What is a cerebral infarction?

A stroke (cerebral infarction, Cerebrovascular accident (CVA), seizure, apoplexy) results from an interruption in the blood supply to a part of the brain. The underlying brain tissue no longer receives enough oxygen and that part of the brain can die. An interruption in blood supply can be caused by bleeding in or around the brain (cerebral haemorrhage), a clot blocking a ‘calcified’ artery (brain thrombosis), or a blood clot from elsewhere in the body that eventually blocks an artery in the brain (brain embolism).

What causes cerebral infarction?

High blood pressure constitutes a major risk factor for a stroke (or infarction). Smoking is a very high risk factor. The consequences of infarction depend on where the infarction occurs in the brain. Each part of the brain has a ‘control centre’ for specific bodily functions, emotions and feelings. Physical consequences such as (one sided) paralysis can occur, as well as consequences of a less visible nature such as forgetfulness, speech disorders, depression and behavioural changes.

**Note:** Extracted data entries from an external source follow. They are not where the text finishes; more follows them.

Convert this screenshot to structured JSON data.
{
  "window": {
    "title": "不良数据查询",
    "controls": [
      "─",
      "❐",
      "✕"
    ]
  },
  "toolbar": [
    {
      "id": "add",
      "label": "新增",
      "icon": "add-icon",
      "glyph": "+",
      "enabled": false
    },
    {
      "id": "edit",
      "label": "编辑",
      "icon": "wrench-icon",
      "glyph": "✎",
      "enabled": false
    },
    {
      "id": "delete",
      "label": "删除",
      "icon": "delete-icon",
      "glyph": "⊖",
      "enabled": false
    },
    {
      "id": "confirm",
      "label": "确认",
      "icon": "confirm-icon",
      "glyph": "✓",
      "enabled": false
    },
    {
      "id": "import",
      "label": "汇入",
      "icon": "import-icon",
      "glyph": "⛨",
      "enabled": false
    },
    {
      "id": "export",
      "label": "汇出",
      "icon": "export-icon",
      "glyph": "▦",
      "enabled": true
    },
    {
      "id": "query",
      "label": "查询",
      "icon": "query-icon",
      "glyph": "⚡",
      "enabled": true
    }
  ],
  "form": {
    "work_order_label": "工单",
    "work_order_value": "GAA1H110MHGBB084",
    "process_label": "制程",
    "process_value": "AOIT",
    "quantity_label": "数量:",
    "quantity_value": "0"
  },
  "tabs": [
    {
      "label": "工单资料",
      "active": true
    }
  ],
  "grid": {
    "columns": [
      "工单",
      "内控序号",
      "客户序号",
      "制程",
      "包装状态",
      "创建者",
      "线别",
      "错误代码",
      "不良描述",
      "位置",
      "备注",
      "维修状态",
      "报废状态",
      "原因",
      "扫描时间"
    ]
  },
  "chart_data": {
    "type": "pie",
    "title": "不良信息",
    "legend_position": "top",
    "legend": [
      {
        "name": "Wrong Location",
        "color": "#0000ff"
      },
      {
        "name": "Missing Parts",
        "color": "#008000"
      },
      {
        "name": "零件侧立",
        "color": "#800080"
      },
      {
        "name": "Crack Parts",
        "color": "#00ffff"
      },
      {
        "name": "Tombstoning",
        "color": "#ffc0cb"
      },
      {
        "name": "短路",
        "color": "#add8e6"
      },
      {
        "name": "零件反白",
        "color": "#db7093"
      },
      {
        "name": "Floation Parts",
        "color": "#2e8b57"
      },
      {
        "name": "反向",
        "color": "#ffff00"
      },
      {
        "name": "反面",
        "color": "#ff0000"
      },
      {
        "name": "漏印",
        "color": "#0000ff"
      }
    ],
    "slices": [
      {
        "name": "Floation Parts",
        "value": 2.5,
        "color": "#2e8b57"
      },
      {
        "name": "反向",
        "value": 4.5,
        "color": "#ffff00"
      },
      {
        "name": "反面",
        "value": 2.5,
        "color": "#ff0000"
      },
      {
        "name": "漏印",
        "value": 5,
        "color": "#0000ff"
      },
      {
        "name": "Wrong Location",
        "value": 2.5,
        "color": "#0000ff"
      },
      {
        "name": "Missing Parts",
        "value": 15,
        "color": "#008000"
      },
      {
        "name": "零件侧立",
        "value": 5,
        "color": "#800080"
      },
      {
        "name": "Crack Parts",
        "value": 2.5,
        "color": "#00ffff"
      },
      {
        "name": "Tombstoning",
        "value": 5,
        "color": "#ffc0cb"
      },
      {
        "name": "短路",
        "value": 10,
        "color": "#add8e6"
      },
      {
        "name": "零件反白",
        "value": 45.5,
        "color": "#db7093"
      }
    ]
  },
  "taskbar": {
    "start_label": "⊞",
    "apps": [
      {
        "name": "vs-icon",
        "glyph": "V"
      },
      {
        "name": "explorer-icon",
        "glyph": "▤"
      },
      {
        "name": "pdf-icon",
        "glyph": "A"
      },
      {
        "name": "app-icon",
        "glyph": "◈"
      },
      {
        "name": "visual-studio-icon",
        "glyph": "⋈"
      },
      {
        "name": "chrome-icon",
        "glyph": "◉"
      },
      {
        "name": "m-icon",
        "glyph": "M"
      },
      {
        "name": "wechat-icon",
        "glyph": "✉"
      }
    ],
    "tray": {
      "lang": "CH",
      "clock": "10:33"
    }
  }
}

Symptoms related to cerebral infarction

A stroke or cerebral infarction can sometimes be recognised by certain signs. They are the result of a temporary oxygen deficiency in the brain, which is later restored. These are called transient ischaemic attacks (TIA). A TIA always comes on suddenly, often lasts less than twenty minutes and its symptoms usually disappear completely within hours.

Nowadays, people are more careful about the use of the term TIA. If the symptoms do not disappear within one or two hours, it might still be a ‘real’ stroke. So it is important to always take these signs very seriously.

If any of the afore-mentioned symptoms occur, always call your doctor or call the emergency line (112 in the Netherlands) for an ambulance. Alternatively, you can go to your nearest hospital’s first aid department. Never drive yourself, but have someone else drive you (a family member or neighbour, or take a taxi).